Я сказал о Деднове, из которого по преимуществу пополнялось коломенское купечество. Дедново — невольная колония Великого Новгорода, царем ли Иваном, или ранее того населенная. В этом селе есть София, существуют «концы», как в метрополии; слышатся следы и новгородского наречия; но предания политической свободы исчезли, тем более что к моему времени Дедново было уже в крепостном владении фаворита Екатерины, Измайлова, славившегося, между прочим, сумасбродными потехами и необузданным характером. Он заманивал исправников и заседателей, чтобы высечь, находя в этом удовольствие. В своем епифанском имении он пригласил раз из города соборное духовенство с чудотворной иконой. Отправилось духовенство, хотя недоумевало о внезапном приливе набожности у вельможи, слывшего за вольнодумца. Встретили с почетом экипаж, привезший икону и духовенство. Вносят чередом икону в залу; священник или протоиерей начинает молебен в присутствии безногого барина, вкаченного на кресле. Но в ту же минуту отворились двери с обоих боков, и с одной стороны входят музыканты, с другой вбегают наряженные плясуны. Начинается пляска. «Пляши, отец! — приказывает хозяин (а за ним гайдуки с нагайками), — иначе запорю». Колебался служитель алтаря, но вынужден был отплясывать в облачении в такт скоморохам пред иконой. «Ну, батька, благодарю, отвел душу! — воскликнул утешенный сумасброд, отсыпая горсть золотых. — Вот тебе за потеху. А если бы заупрямился, жив бы отсюда не вышел». Это рассказ моей тещи, епифанской родом. От нее же слышано следующее. Козлов, брат ее воспитательницы, сенатор, охотился вместе с Измайловым, который ему доводился соседом. Повздорили о чем-то. На обратном пути Измайлов, смягчившись внезапно, стал усиленно приглашать Козлова к себе. «Нет, брат, слуга покорный», — отвечал сенатор, пересел в свой экипаж и велел кучеру ударить по лошадям. — «Умно, братец, сделал, — признался Измайлов при следующем свидании с Козловым, — было бы худо».
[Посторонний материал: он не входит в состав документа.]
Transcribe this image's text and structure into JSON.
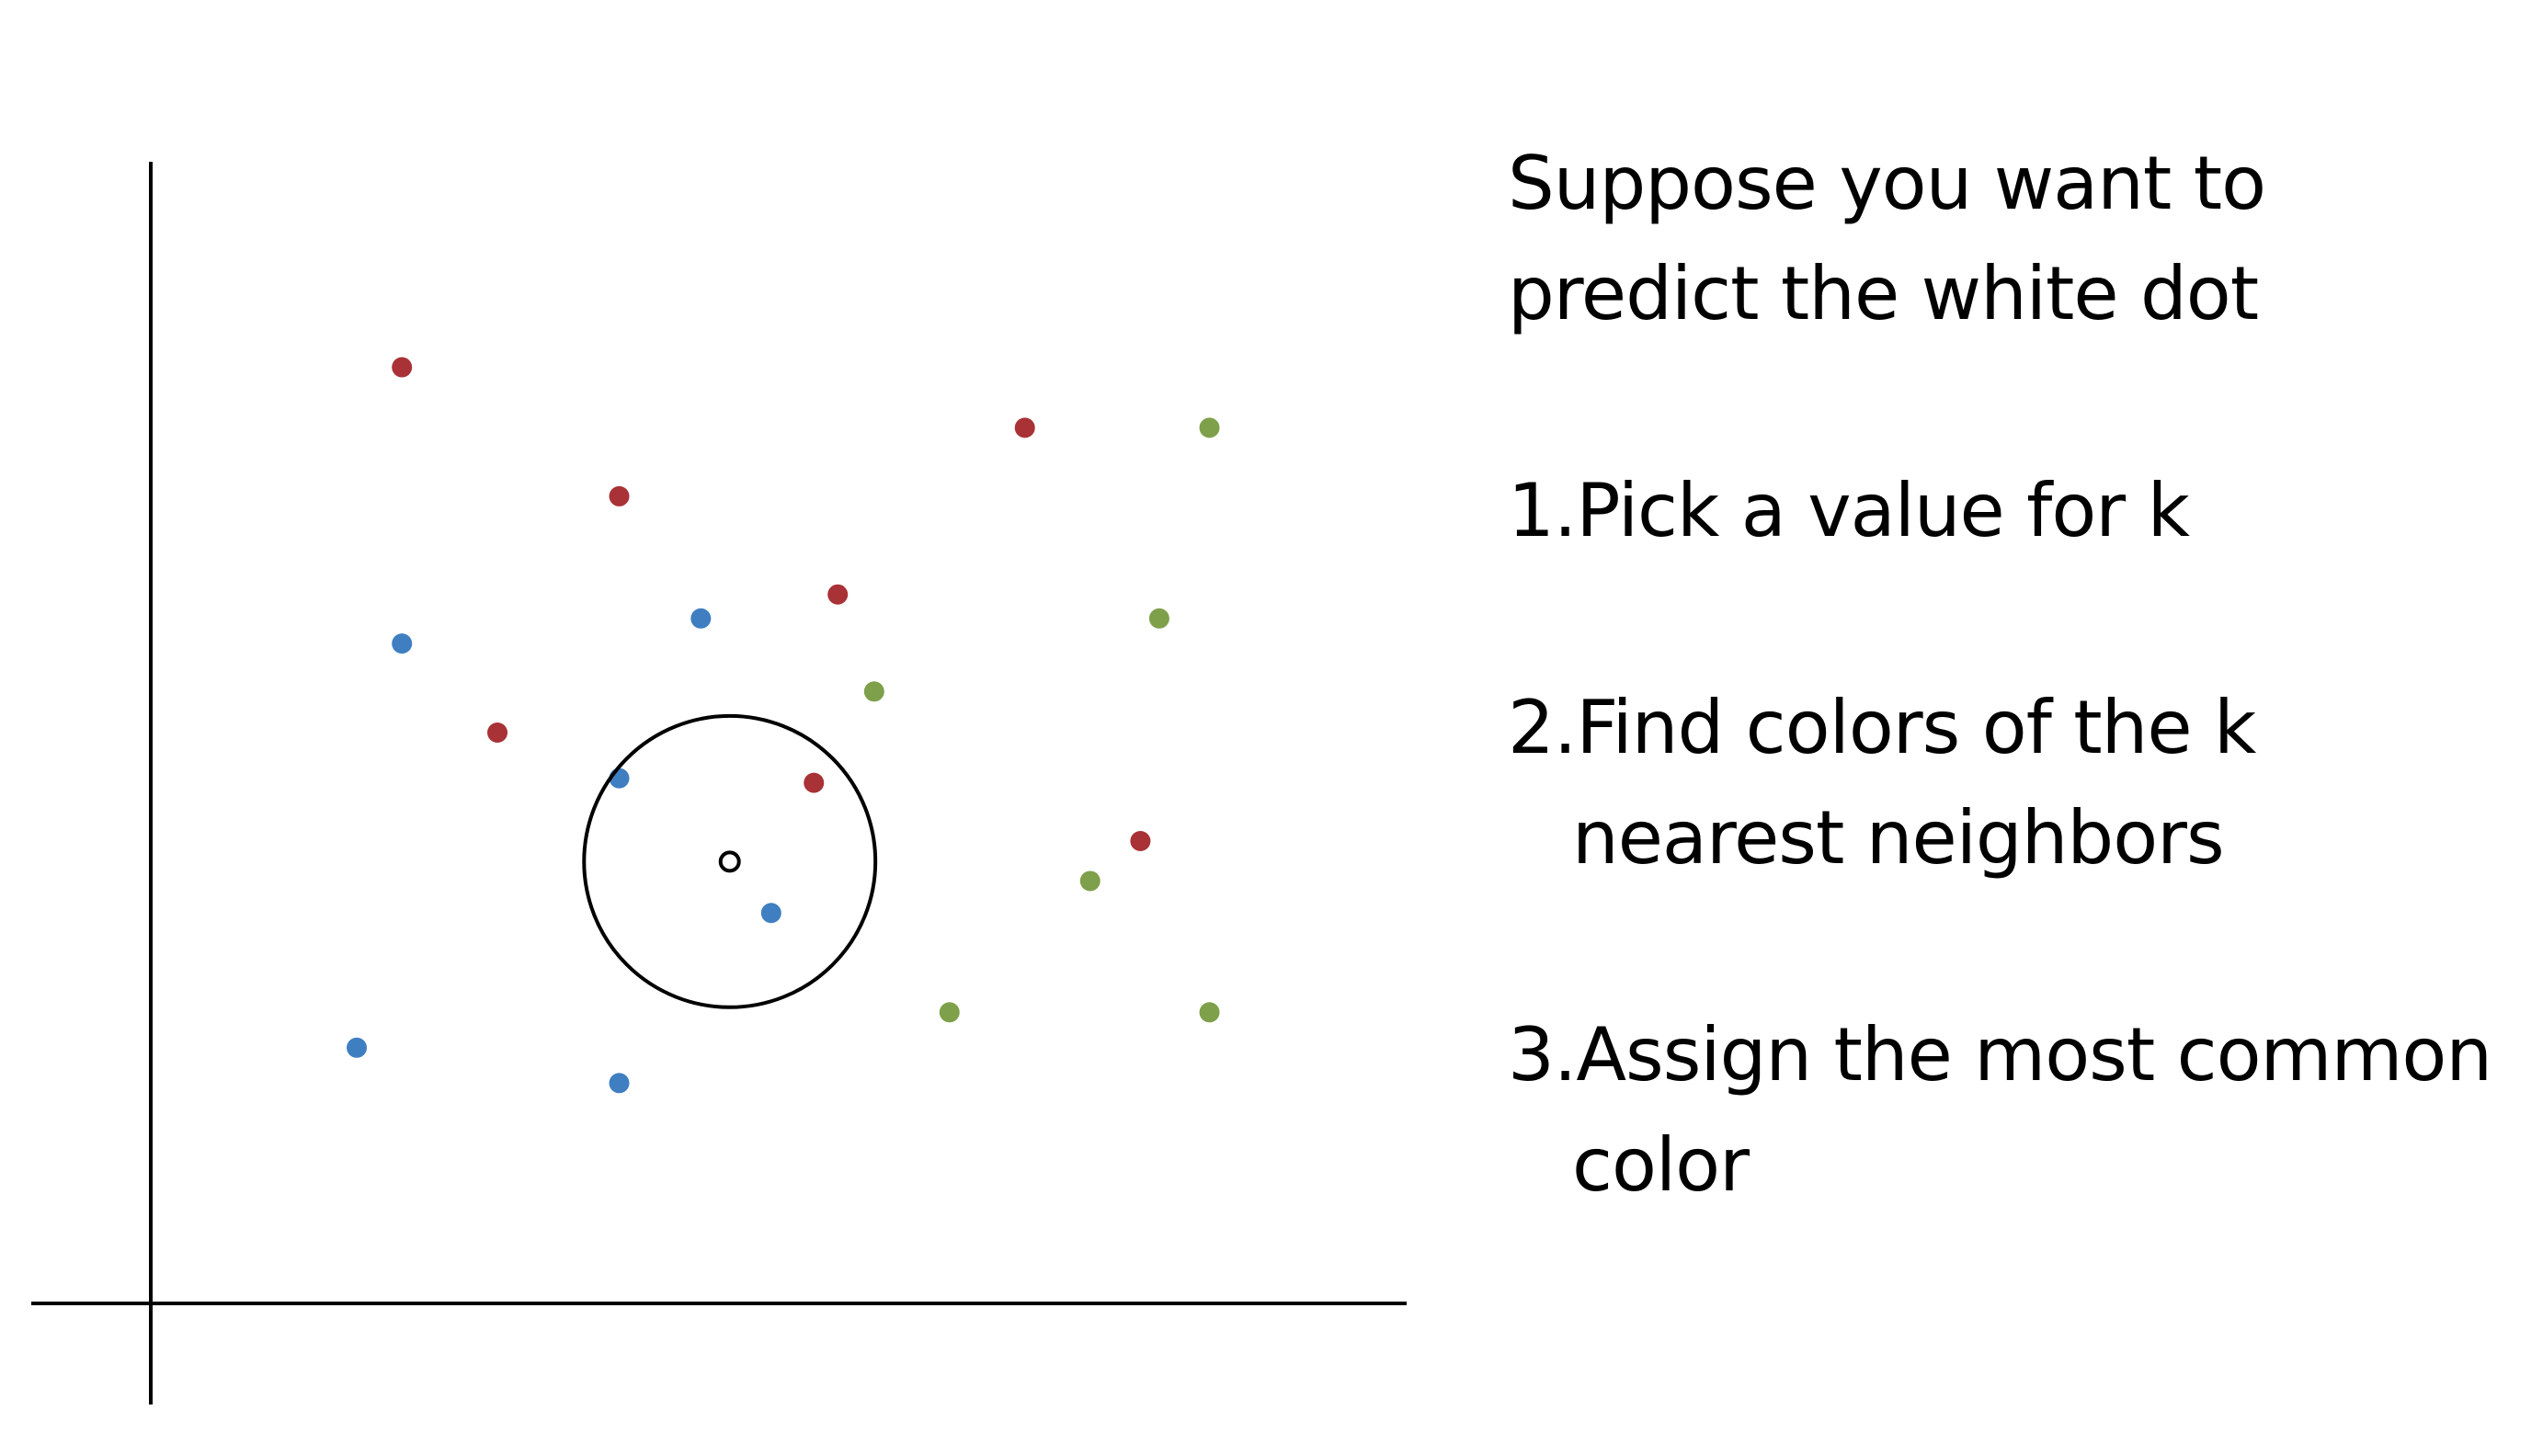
{
  "colors": {
    "red": "#a83236",
    "blue": "#3f7fc1",
    "green": "#7ea04a",
    "axis": "#000000",
    "query_fill": "#ffffff"
  },
  "chart_data": {
    "type": "scatter",
    "title": "",
    "xlabel": "",
    "ylabel": "",
    "grid": false,
    "legend": "none",
    "xlim": [
      0,
      100
    ],
    "ylim": [
      0,
      100
    ],
    "series": [
      {
        "color": "red",
        "points": [
          {
            "x": 20.0,
            "y": 82.0
          },
          {
            "x": 37.3,
            "y": 70.7
          },
          {
            "x": 54.7,
            "y": 62.1
          },
          {
            "x": 27.6,
            "y": 50.0
          },
          {
            "x": 52.8,
            "y": 45.6
          },
          {
            "x": 69.6,
            "y": 76.7
          },
          {
            "x": 78.8,
            "y": 40.5
          }
        ]
      },
      {
        "color": "blue",
        "points": [
          {
            "x": 20.0,
            "y": 57.8
          },
          {
            "x": 43.8,
            "y": 60.0
          },
          {
            "x": 37.3,
            "y": 46.0
          },
          {
            "x": 49.4,
            "y": 34.2
          },
          {
            "x": 16.4,
            "y": 22.4
          },
          {
            "x": 37.3,
            "y": 19.3
          }
        ]
      },
      {
        "color": "green",
        "points": [
          {
            "x": 84.3,
            "y": 76.7
          },
          {
            "x": 80.3,
            "y": 60.0
          },
          {
            "x": 57.6,
            "y": 53.6
          },
          {
            "x": 74.8,
            "y": 37.0
          },
          {
            "x": 63.6,
            "y": 25.5
          },
          {
            "x": 84.3,
            "y": 25.5
          }
        ]
      }
    ],
    "query_point": {
      "x": 46.1,
      "y": 38.7
    },
    "neighborhood_radius": 11.6
  },
  "text": {
    "intro_line1": "Suppose you want to",
    "intro_line2": "predict the white dot",
    "step1_line1": "1.Pick a value for k",
    "step2_line1": "2.Find colors of the k",
    "step2_line2": "nearest neighbors",
    "step3_line1": "3.Assign the most common",
    "step3_line2": "color"
  }
}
Должно быть, окрестности Коломны, как пограничного со степью и инородцами города, вообще служили местом ссылки. Сужу так по разнообразию произношения; не выходя из города, я слышал, и притом частию от горожан, частию от подгородных, и щоканье, и цоканье, и смягчение, и расширение гласных: цаво (чего), лебСще (либо что), нашелси впиреди, лезя (лезет), идёть (идет) и т. п.; и притом у разных разное, в одном селе та, в другом другая особенность: ясный след происхождения из разных мест и от разных племен.